Sarah Gliege remembers far too much about the January night she was raped.
She remembers the gun on her chest, pointed toward her head. She remembers the realization that, months from her wedding and just after finding out she was pregnant, she might be killed.
And she remembers thinking she might save herself if she just gave in.
"No one should have to beg another person for his or her life," Gliege said Tuesday before Jeffrey Pelo, the man convicted of the 2005 rape, was sentenced to 440 years in prison. "It's a soul-crushing experience."
Judge Robert Freitag sentenced Pelo, a former Bloomington police sergeant, for the rapes of Gliege and three other women between 2002 and 2005 and the stalking of a fifth woman.
Gliege and another victim, Kristy Mills, read statements Tuesday before sentencing. They asked reporters to use their names to emphasize they aren't ashamed of what happened to them. Many news media outlets, including The Associated Press, typically withhold sexual assault victims' names.
Pelo, 43, slouched forward in his chair but otherwise didn't react as Freitag issued the sentence.
"You literally went from a protector of our community to a plague on our community," the judge told Pelo after explaining an array of sentence enhancements that added decades to his prison term. "It is necessary to impose a sentence that will ensure that the defendant will never again be free."
Pelo uttered four barely audible words when Freitag asked him if he had anything to say.
"I'm innocent," Pelo said in his only statement during the trial. "That's all."
His attorney, Michael Rosenblat, said he plans to appeal the verdict. Freitag earlier Tuesday rejected a defense motion for a new trial.
Pelo's wife offered the court a four-page handwritten letter in support of her husband. In it, she called him "the most loving, caring, responsible, respectable and most decent person I have ever known."
Sitting just a few feet from Pelo, Mills and Gliege talked about how the sentence would help their ongoing efforts to piece their lives back together, and the no-winners nature of the case.
"There's relief - I know he's not going to be out there," Mills said. "There's sadness, too. (Pelo's) kids have lost their father now."
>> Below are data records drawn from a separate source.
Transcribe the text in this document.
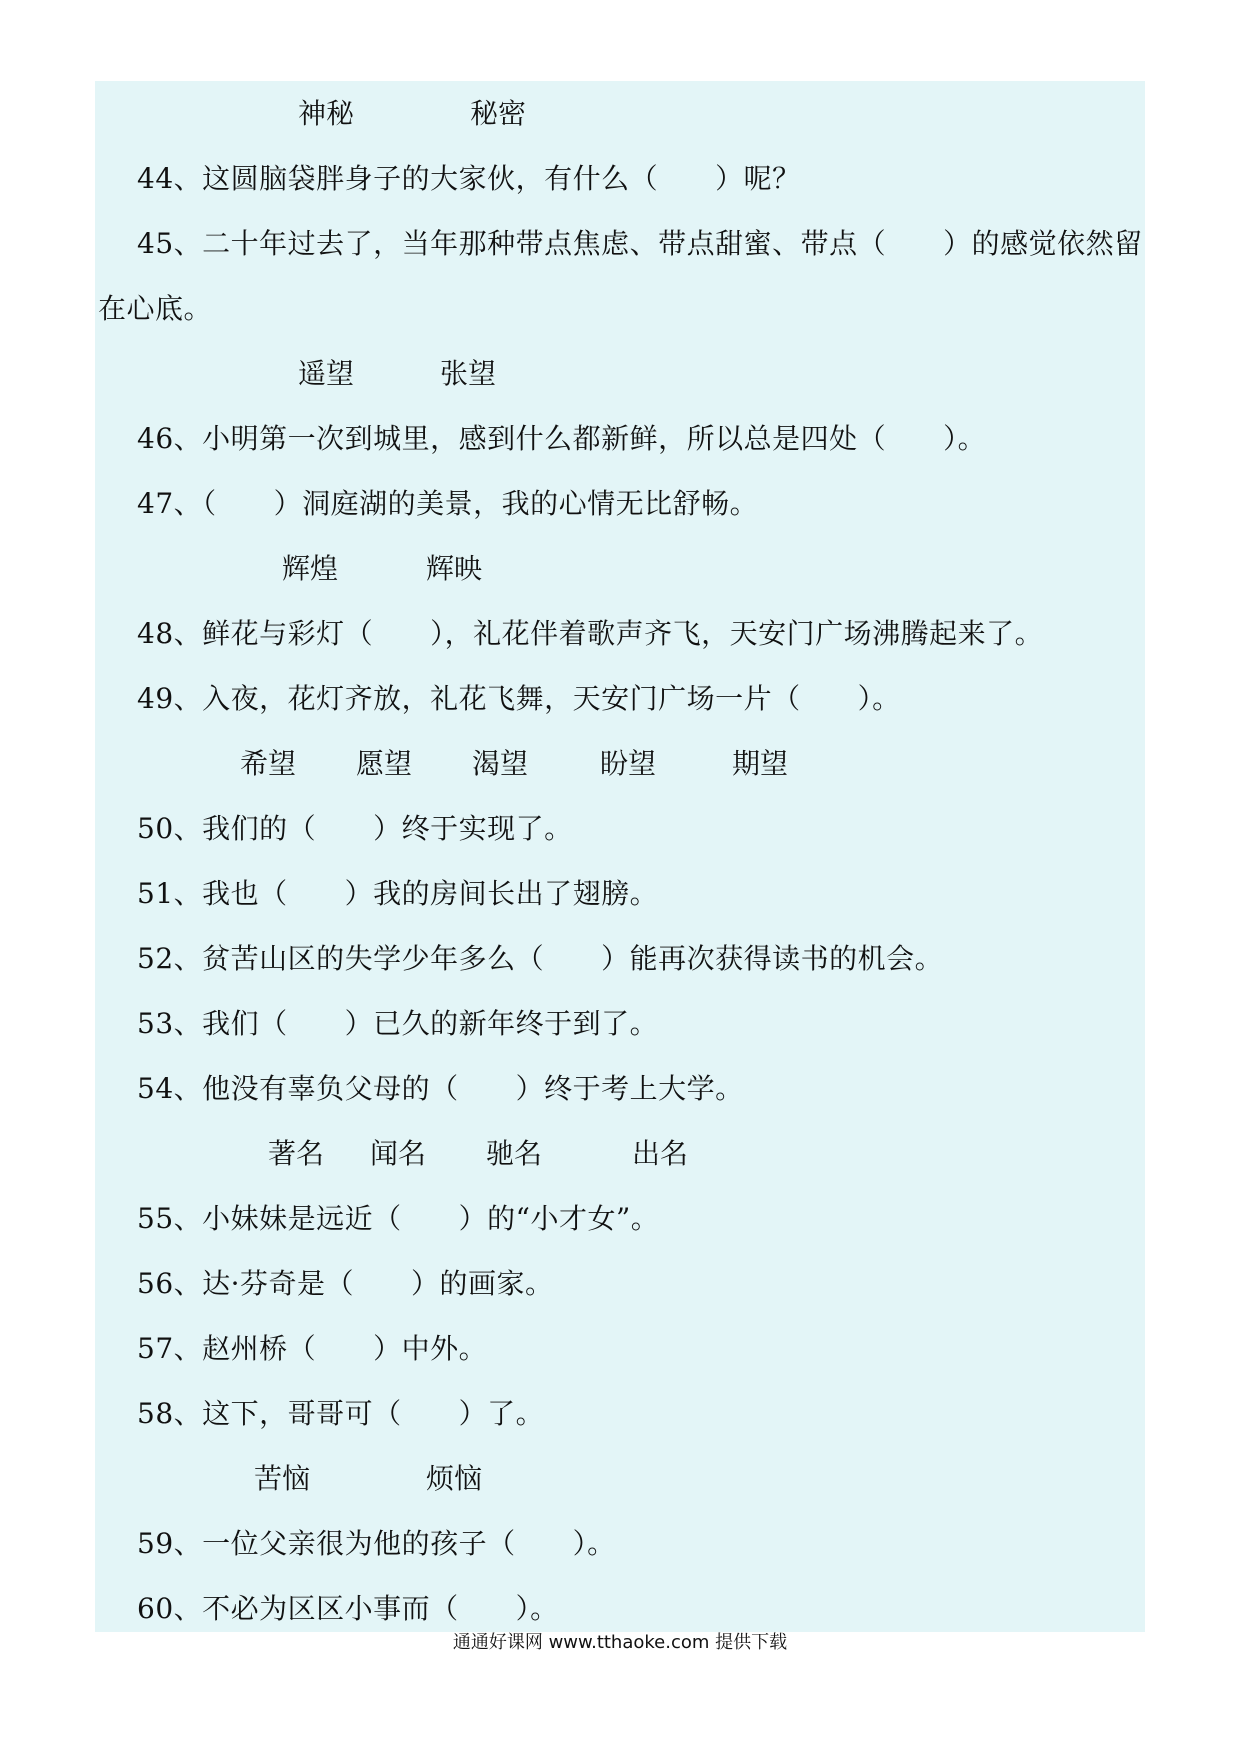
神秘	秘密
44、这圆脑袋胖身子的大家伙，有什么（　　）呢？
45、二十年过去了，当年那种带点焦虑、带点甜蜜、带点（　　）的感觉依然留
在心底。
遥望	张望
46、小明第一次到城里，感到什么都新鲜，所以总是四处（　　）。
47、（　　）洞庭湖的美景，我的心情无比舒畅。
辉煌	辉映
48、鲜花与彩灯（　　），礼花伴着歌声齐飞，天安门广场沸腾起来了。
49、入夜，花灯齐放，礼花飞舞，天安门广场一片（　　）。
希望 愿望 渴望	盼望	期望
50、我们的（　　）终于实现了。
51、我也（　　）我的房间长出了翅膀。
52、贫苦山区的失学少年多么（　　）能再次获得读书的机会。
53、我们（　　）已久的新年终于到了。
54、他没有辜负父母的（　　）终于考上大学。
著名 闻名 驰名	出名
55、小妹妹是远近（　　）的“小才女”。
56、达·芬奇是（　　）的画家。
57、赵州桥（　　）中外。
58、这下，哥哥可（　　）了。
苦恼	烦恼
59、一位父亲很为他的孩子（　　）。
60、不必为区区小事而（　　）。
通通好课网 www.tthaoke.com 提供下载
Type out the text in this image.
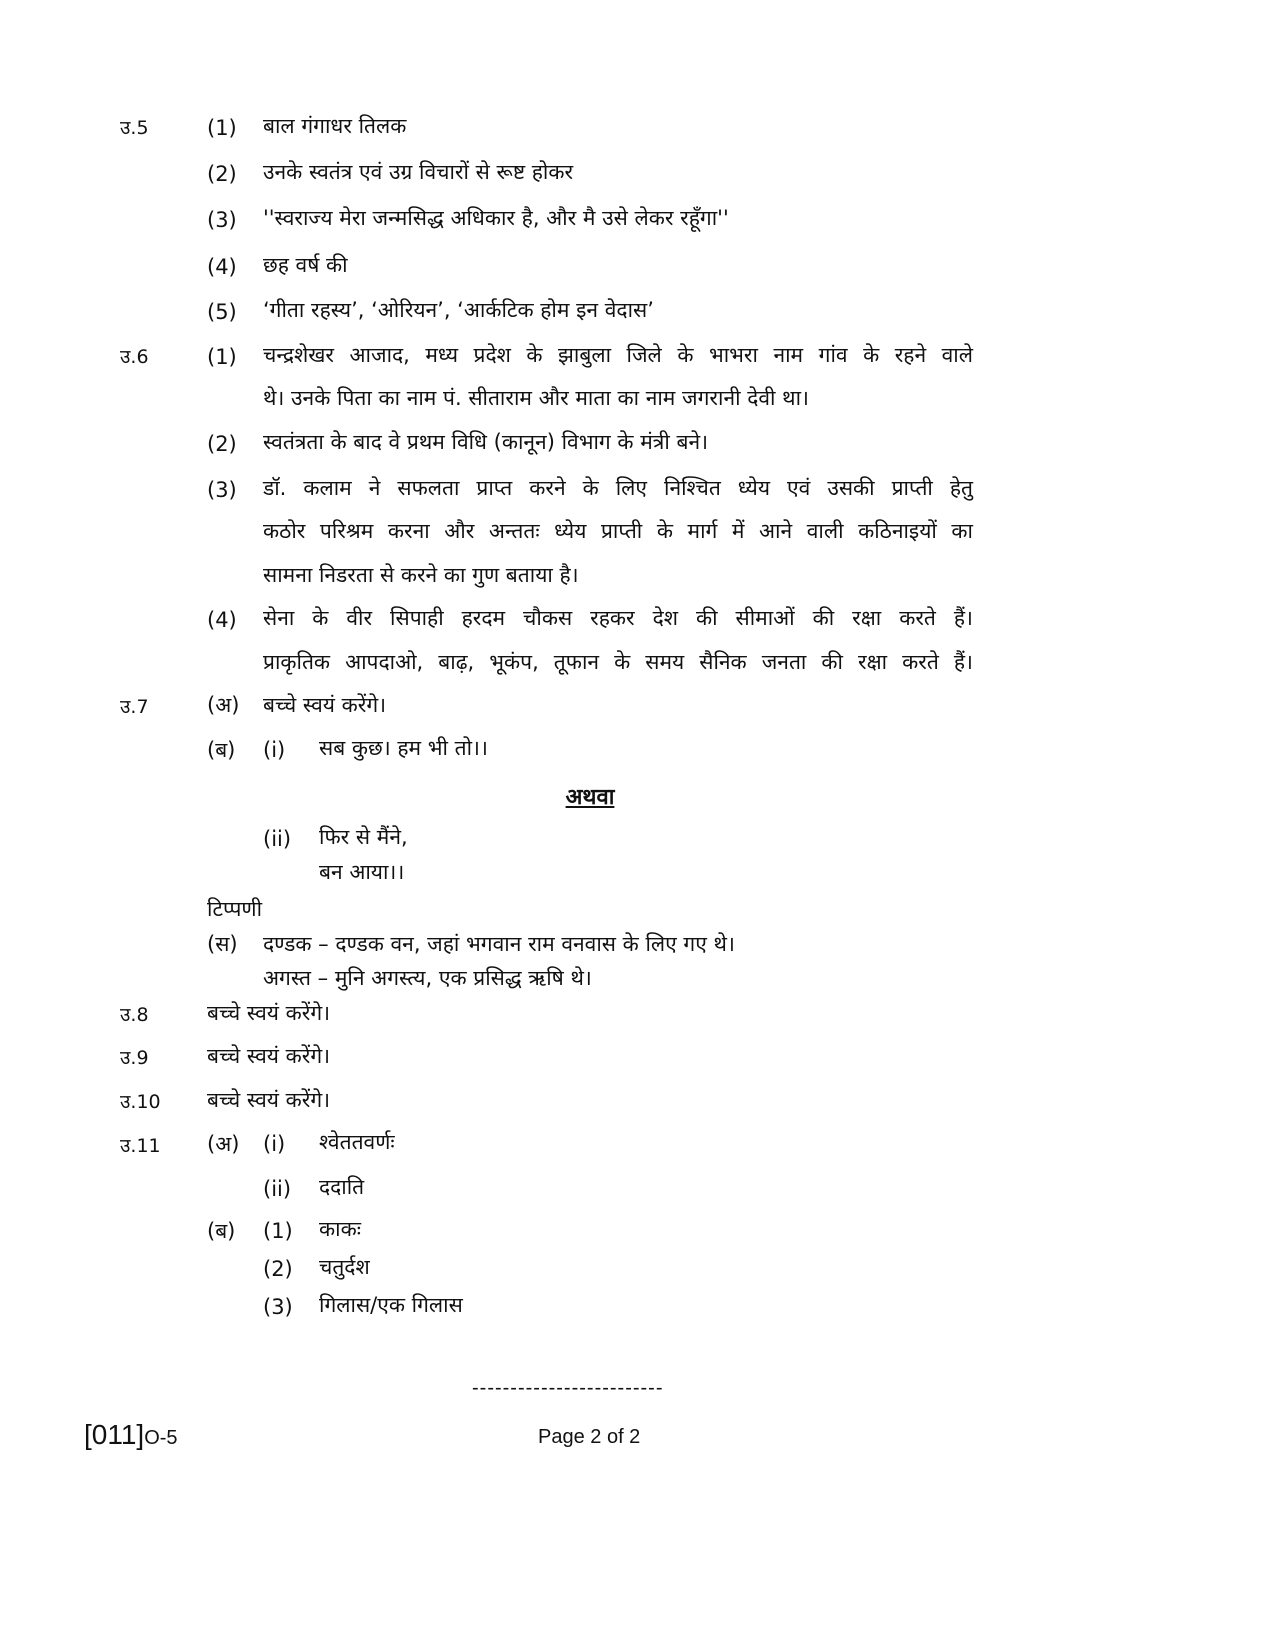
उ.5	(1) बाल गंगाधर तिलक
(2) उनके स्वतंत्र एवं उग्र विचारों से रूष्ट होकर
(3) ''स्वराज्य मेरा जन्मसिद्ध अधिकार है, और मै उसे लेकर रहूँगा''
(4) छह वर्ष की
(5) ‘गीता रहस्य’, ‘ओरियन’, ‘आर्कटिक होम इन वेदास’
उ.6	(1) चन्द्रशेखर आजाद, मध्य प्रदेश के झाबुला जिले के भाभरा नाम गांव के रहने वाले
थे। उनके पिता का नाम पं. सीताराम और माता का नाम जगरानी देवी था।
(2) स्वतंत्रता के बाद वे प्रथम विधि (कानून) विभाग के मंत्री बने।
(3) डॉ. कलाम ने सफलता प्राप्त करने के लिए निश्चित ध्येय एवं उसकी प्राप्ती हेतु
कठोर परिश्रम करना और अन्ततः ध्येय प्राप्ती के मार्ग में आने वाली कठिनाइयों का
सामना निडरता से करने का गुण बताया है।
(4) सेना के वीर सिपाही हरदम चौकस रहकर देश की सीमाओं की रक्षा करते हैं।
प्राकृतिक आपदाओ, बाढ़, भूकंप, तूफान के समय सैनिक जनता की रक्षा करते हैं।
उ.7	(अ) बच्चे स्वयं करेंगे।
(ब) (i) सब कुछ। हम भी तो।।
अथवा
(ii) फिर से मैंने,
बन आया।।
टिप्पणी
(स) दण्डक – दण्डक वन, जहां भगवान राम वनवास के लिए गए थे।
अगस्त – मुनि अगस्त्य, एक प्रसिद्ध ऋषि थे।
उ.8	बच्चे स्वयं करेंगे।
उ.9	बच्चे स्वयं करेंगे।
उ.10 बच्चे स्वयं करेंगे।
उ.11 (अ) (i) श्वेततवर्णः
(ii) ददाति
(ब) (1) काकः
(2) चतुर्दश
(3) गिलास/एक गिलास
-------------------------
[011]O-5	Page 2 of 2
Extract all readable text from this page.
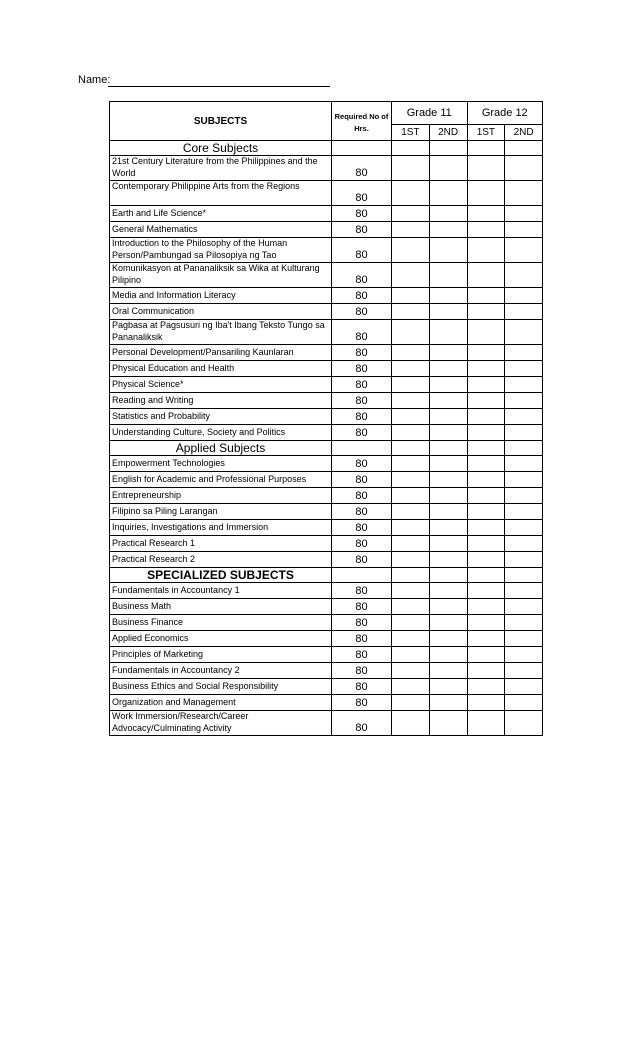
Name:
SUBJECTS	Required No of Hrs.	Grade 11		Grade 12	
		1ST	2ND	1ST	2ND
Core Subjects					
21st Century Literature from the Philippines and the World	80				
Contemporary Philippine Arts from the Regions	80				
Earth and Life Science*	80				
General Mathematics	80				
Introduction to the Philosophy of the Human Person/Pambungad sa Pilosopiya ng Tao	80				
Komunikasyon at Pananaliksik sa Wika at Kulturang Pilipino	80				
Media and Information Literacy	80				
Oral Communication	80				
Pagbasa at Pagsusuri ng Iba't Ibang Teksto Tungo sa Pananaliksik	80				
Personal Development/Pansariling Kaunlaran	80				
Physical Education and Health	80				
Physical Science*	80				
Reading and Writing	80				
Statistics and Probability	80				
Understanding Culture, Society and Politics	80				
Applied Subjects					
Empowerment Technologies	80				
English for Academic and Professional Purposes	80				
Entrepreneurship	80				
Filipino sa Piling Larangan	80				
Inquiries, Investigations and Immersion	80				
Practical Research 1	80				
Practical Research 2	80				
SPECIALIZED SUBJECTS					
Fundamentals in Accountancy 1	80				
Business Math	80				
Business Finance	80				
Applied Economics	80				
Principles of Marketing	80				
Fundamentals in Accountancy 2	80				
Business Ethics and Social Responsibility	80				
Organization and Management	80				
Work Immersion/Research/Career Advocacy/Culminating Activity	80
Jurors deliberated for parts of three days in June before finding the 17-year police veteran guilty on 35 counts, including 25 counts of aggravated sexual assault.
They convicted him without physical evidence linking him to the crimes. But prosecutors used dozens of witnesses and evidence found in Pelo's home to portray him as a man obsessed with violent pornography who paradoxically wanted his victims to like him. They also said his police computer login was used to research rape victims before the attacks.
Pelo has been jailed since his arrest outside a woman's home. Another Bloomington officer spotted him late on June 11, 2006, after the woman reported a prowler.
Pelo claimed he was shopping for a home for his mother-in-law. His wife, Rickilee Pelo, backed up that claim, saying her husband often kept strange hours after working night shifts for years.
Pelo initially faced burglary and stalking charges, but over the next month three of the four rape victims identified him from photos as their attacker. Two of them also identified his voice as that of the man who raped them.
Gliege, who appeared confident during testimony earlier this summer, said Tuesday that it was a facade.
In her statement, she said she feared being alone, was often unmotivated and depressed and found it difficult to work. Gliege lost the child she was carrying when she was raped.
She and her husband moved to Chicago not long after the attack, she said, but she made no friends there, and they moved back to Bloomington this week.
"No one knows me," she read through tears. "I feel like a fake, and everyone feels sorry for me or uncomfortable around me."